What Part Will You Play in this Mystery?



Isn’t this the most beautiful story ever?  Very early on the first day of the week - on Sunday morning, while it was still dark - Mary Magdalene has come back to the garden tomb where Jesus was buried and finds the tomb empty. 

After alerting Peter and another disciple, who confirm what she has seen but then go home, Mary can’t leave.  She is weeping. And then, amazingly, she sees and speaks with two angels in white inside the tomb.  

And even more amazingly, she turns and sees someone she supposes to be the gardener, but we know that it’s Jesus.  And Jesus comes to her and calls her name and it is then that she recognizes him, for Jesus is the good shepherd who knows his sheep by name... and the sheep know him by the sound of his voice, and they will come when he calls.  

Mary, he says.  Rabbouni! My very own teacher! she answers.

The Resurrection is such a great mystery. Nobody “saw” the resurrection itself - how it happened - but rather Mary Magdalene (and others, depending on which Gospel account you read) found the tomb empty.  There were post-resurrection appearances and experiences, of course, but the resurrection itself is shrouded in holy mystery.

Does that make it hard to believe?  Maybe.  The absence of someone doesn’t prove much, if that’s the kind of “proof” you’re looking for here.  

But experience of things not exactly seen is a significant part of the life of faith.  Just as no one can “prove” love, any attempt to explain the resurrection in human physiological terms eventually comes up short.  

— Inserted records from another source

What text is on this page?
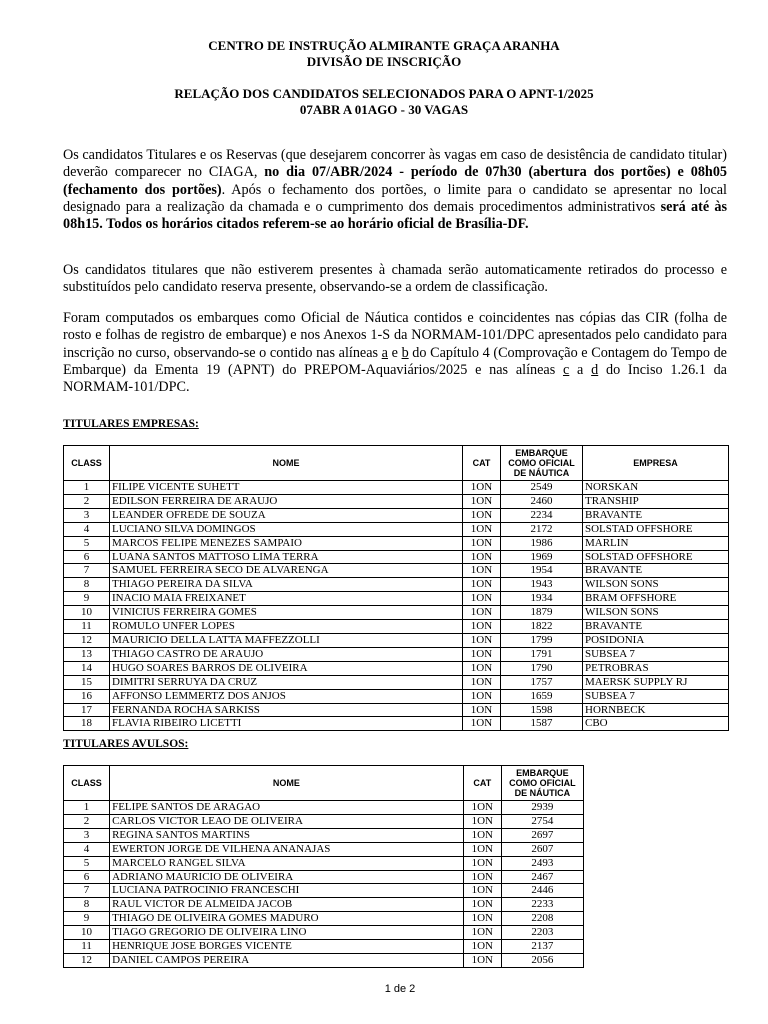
CENTRO DE INSTRUÇÃO ALMIRANTE GRAÇA ARANHA
DIVISÃO DE INSCRIÇÃO
RELAÇÃO DOS CANDIDATOS SELECIONADOS PARA O APNT-1/2025
07ABR A 01AGO - 30 VAGAS
Os candidatos Titulares e os Reservas (que desejarem concorrer às vagas em caso de desistência de candidato titular) deverão comparecer no CIAGA, no dia 07/ABR/2024 - período de 07h30 (abertura dos portões) e 08h05 (fechamento dos portões). Após o fechamento dos portões, o limite para o candidato se apresentar no local designado para a realização da chamada e o cumprimento dos demais procedimentos administrativos será até às 08h15. Todos os horários citados referem-se ao horário oficial de Brasília-DF.
Os candidatos titulares que não estiverem presentes à chamada serão automaticamente retirados do processo e substituídos pelo candidato reserva presente, observando-se a ordem de classificação.
Foram computados os embarques como Oficial de Náutica contidos e coincidentes nas cópias das CIR (folha de rosto e folhas de registro de embarque) e nos Anexos 1-S da NORMAM-101/DPC apresentados pelo candidato para inscrição no curso, observando-se o contido nas alíneas a e b do Capítulo 4 (Comprovação e Contagem do Tempo de Embarque) da Ementa 19 (APNT) do PREPOM-Aquaviários/2025 e nas alíneas c a d do Inciso 1.26.1 da NORMAM-101/DPC.
TITULARES EMPRESAS:
CLASS	NOME	CAT	EMBARQUE COMO OFICIAL DE NÁUTICA	EMPRESA
1	FILIPE VICENTE SUHETT	1ON	2549	NORSKAN
2	EDILSON FERREIRA DE ARAUJO	1ON	2460	TRANSHIP
3	LEANDER OFREDE DE SOUZA	1ON	2234	BRAVANTE
4	LUCIANO SILVA DOMINGOS	1ON	2172	SOLSTAD OFFSHORE
5	MARCOS FELIPE MENEZES SAMPAIO	1ON	1986	MARLIN
6	LUANA SANTOS MATTOSO LIMA TERRA	1ON	1969	SOLSTAD OFFSHORE
7	SAMUEL FERREIRA SECO DE ALVARENGA	1ON	1954	BRAVANTE
8	THIAGO PEREIRA DA SILVA	1ON	1943	WILSON SONS
9	INACIO MAIA FREIXANET	1ON	1934	BRAM OFFSHORE
10	VINICIUS FERREIRA GOMES	1ON	1879	WILSON SONS
11	ROMULO UNFER LOPES	1ON	1822	BRAVANTE
12	MAURICIO DELLA LATTA MAFFEZZOLLI	1ON	1799	POSIDONIA
13	THIAGO CASTRO DE ARAUJO	1ON	1791	SUBSEA 7
14	HUGO SOARES BARROS DE OLIVEIRA	1ON	1790	PETROBRAS
15	DIMITRI SERRUYA DA CRUZ	1ON	1757	MAERSK SUPPLY RJ
16	AFFONSO LEMMERTZ DOS ANJOS	1ON	1659	SUBSEA 7
17	FERNANDA ROCHA SARKISS	1ON	1598	HORNBECK
18	FLAVIA RIBEIRO LICETTI	1ON	1587	CBO
TITULARES AVULSOS:
CLASS	NOME	CAT	EMBARQUE COMO OFICIAL DE NÁUTICA
1	FELIPE SANTOS DE ARAGAO	1ON	2939
2	CARLOS VICTOR LEAO DE OLIVEIRA	1ON	2754
3	REGINA SANTOS MARTINS	1ON	2697
4	EWERTON JORGE DE VILHENA ANANAJAS	1ON	2607
5	MARCELO RANGEL SILVA	1ON	2493
6	ADRIANO MAURICIO DE OLIVEIRA	1ON	2467
7	LUCIANA PATROCINIO FRANCESCHI	1ON	2446
8	RAUL VICTOR DE ALMEIDA JACOB	1ON	2233
9	THIAGO DE OLIVEIRA GOMES MADURO	1ON	2208
10	TIAGO GREGORIO DE OLIVEIRA LINO	1ON	2203
11	HENRIQUE JOSE BORGES VICENTE	1ON	2137
12	DANIEL CAMPOS PEREIRA	1ON	2056
1 de 2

There’s a leap of faith that happens, for us at least, we who did not have the experience that Mary and later Peter and Thomas and the others had.

In the creed we say that we believe that God created all things, things both seen and unseen.  The resurrection itself is a thing unseen.  The presence of God is mostly always a thing unseen.  

We experience Jesus in the Eucharist, and we see the bread and the wine, but Jesus himself remains hidden, and yet present in our midst.  Another holy mystery.

And so we approach these things in story.  The story tells us what we need to know, that something happened in that tomb and something happened to the people who encountered Jesus after his death, and something continues to happen in ways that often remain unseen.

And the story says that even when we think he is not there, God is with us.  The story says that Jesus calls us by name. The story shows us that Jesus, who refused to save himself,and refused to use force or violence but only worked for healing and wholeness, was vindicated by God.  

Jesus lived the way we ought to live, with integrity; without malice or jealousy or greed; without cheating or lying or trying to get ahead; without getting caught up in one-upping other people; without scorn or conceit or soul-sucking cynicism.  

Jesus lived to show us what God is like; he lived to show God to the world.

And after Jesus’ horrible and shameful death, a death he did nothing to get out of, a death which shows what the world is like - a world that works to tear down and kill - God acted in history and raised Jesus up to show us that love that is stronger than death.  And that good will overcome evil in the end.  

And so we are here this morning to say Alleluia, the Lord is risen! The Lord is risen indeed!

But there is more.  Jesus told Mary Magdalene that he must go back to God before his work and life were complete.  He came from God and had to go back to God, opening the way to heaven for all of us.  

And so that means that Jesus is not here to show the world today what God is like. 

That means that now it is up to US to show the world what God is like.  To show the world what love is like and how love acts; to show what a life of integrity is like.  

To show the world that God desires wholeness; that love heals; that touching the stranger and clothing the naked and visiting the sick and imprisoned and feeding the hungry is the work God has given us to do here and now.  

Our God is a living God, and the story is not just a look back at something that happened two thousand years ago.  The story continues.  The sacred and mysterious story of showing the world what God is like.

What part will you play in that sacred story?  

What part will you play?




Comments

Kathy said…
I will ponder those questions, Penny and wish you all the joy of the resurrection.
And also with you, Perpetua! Easter Day Blessings to you and yours, and may you thaw out and be able to rejoin society soon!